ANNAPOLIS, Md. — A week after state Sen. Jim C. Rosapepe (D-Prince George’s County) pleaded for a data-driven, metrics-based plan to raise Prince George’s County's lagging vaccination numbers, Maryland’s top health official said ideas to achieve that goal, “are not cooked yet.”
Barely 16% of Prince George’s County received a first dose of a coronavirus vaccine as of Monday, the lowest number recorded in Maryland.
Nearly 25% of neighboring Montgomery County’s population received a first dose, updated state health figures show. Maryland’s average first dose vaccination rate is 24%.
The frank exchange between Rosapepe and Acting Health Secretary Dennis R. Schrader unfolded against a backdrop of rising positivity rates across Maryland, and 40 days until all adults in the U.S. are eligible for vaccination under a Biden administration directive.
“We still need a plan, with metrics, about when we’re going to get Prince Georgians up to at least the average [vaccination] level in the state,” Rosapepe said. “When do you think we’re going to have that kind of plan?”
“We have two or three things in the pipeline that we’re not ready to commit to yet,” Schrader responded. “But every day, we’re doing new things in Prince George’s… We’ve got some other things in the pipeline that are not cooked yet.”
Schrader cited specific steps, ranging from a new vaccination clinic open at the First Baptist Church of Glenarden, to 2,100 appointments each week reserved for Prince Georgians at Olney’s Six Flags mass vaccination site.
But Schrader’s answers left Maryland senators visibly frustrated, as they looked for macro-solutions during their ninth weekly Zoom hearing on the state’s vaccine rollout.
The acting secretary’s explanations for low numbers in Prince George’s have shifted significantly over the past several weeks. Schrader initially blamed trust and vaccine hesitancy issues as root causes of the low vaccination rate in the county.
Rosapepe dismissed those explanations in late February and early March, describing frustrations from constituents who remained on waiting lists, and older residents still unsure of where to sign up for a shot.
Schrader this month cited “transportation and technology,” as the new overarching elements his team believes are holding county residents back.
During his latest comments Monday afternoon, Rosapepe said theories and anecdotes should not be substituted for plans based on data and benchmarks.
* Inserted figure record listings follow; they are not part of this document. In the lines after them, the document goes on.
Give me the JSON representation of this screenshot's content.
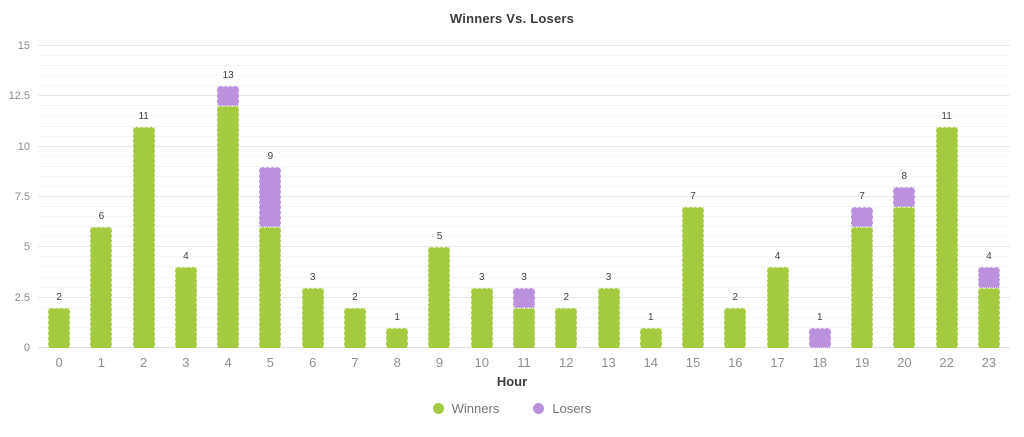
{
  "chart_data": {
    "type": "bar",
    "stacked": true,
    "title": "Winners Vs. Losers",
    "xlabel": "Hour",
    "categories": [
      "0",
      "1",
      "2",
      "3",
      "4",
      "5",
      "6",
      "7",
      "8",
      "9",
      "10",
      "11",
      "12",
      "13",
      "14",
      "15",
      "16",
      "17",
      "18",
      "19",
      "20",
      "22",
      "23"
    ],
    "series": [
      {
        "name": "Winners",
        "color": "#a4ca3f",
        "values": [
          2,
          6,
          11,
          4,
          12,
          6,
          3,
          2,
          1,
          5,
          3,
          2,
          2,
          3,
          1,
          7,
          2,
          4,
          0,
          6,
          7,
          11,
          3
        ]
      },
      {
        "name": "Losers",
        "color": "#bb90dd",
        "values": [
          0,
          0,
          0,
          0,
          1,
          3,
          0,
          0,
          0,
          0,
          0,
          1,
          0,
          0,
          0,
          0,
          0,
          0,
          1,
          1,
          1,
          0,
          1
        ]
      }
    ],
    "bar_total_labels": [
      2,
      6,
      11,
      4,
      13,
      9,
      3,
      2,
      1,
      5,
      3,
      3,
      2,
      3,
      1,
      7,
      2,
      4,
      1,
      7,
      8,
      11,
      4
    ],
    "ylim": [
      0,
      15
    ],
    "yticks": [
      0,
      2.5,
      5,
      7.5,
      10,
      12.5,
      15
    ],
    "minor_grid_step": 0.5,
    "grid": true,
    "legend_position": "bottom"
  },
  "colors": {
    "winners": "#a4ca3f",
    "losers": "#bb90dd",
    "major_grid": "#e9e9e9",
    "minor_grid": "#f6f6f6",
    "tick_text": "#8f8f8f",
    "title_text": "#3c3c3c"
  }
}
“We need scale, and we need scale rapidly,” Rosapepe offered. “We need a plan to get to scale.”
Maryland’s coronavirus seven-day positivity average is now at 4.37%. The figure is up from a 2021 low of 3.3% recorded on March 1.
The state currently ranks 31st in the nation for its percentage of COVID-19 vaccines administered. Virginia ranks 8th, according to the Becker’s Hospital Review tracking website.
On the subject of a future and much anticipated Montgomery County mass vaccination site, Schrader said an announcement was close, expected this week.
“We have a list of requests, we’ve done a feasibility analysis on each one of them, expecting some announcements to come out this week,” Schrader said, responding to Senate President Bill Ferguson’s (D-Baltimore City) question about a Montgomery County site.
“The announcements are close, there’s a number of requests that are in the pipeline, but I don’t want to get ahead of the process,” he said.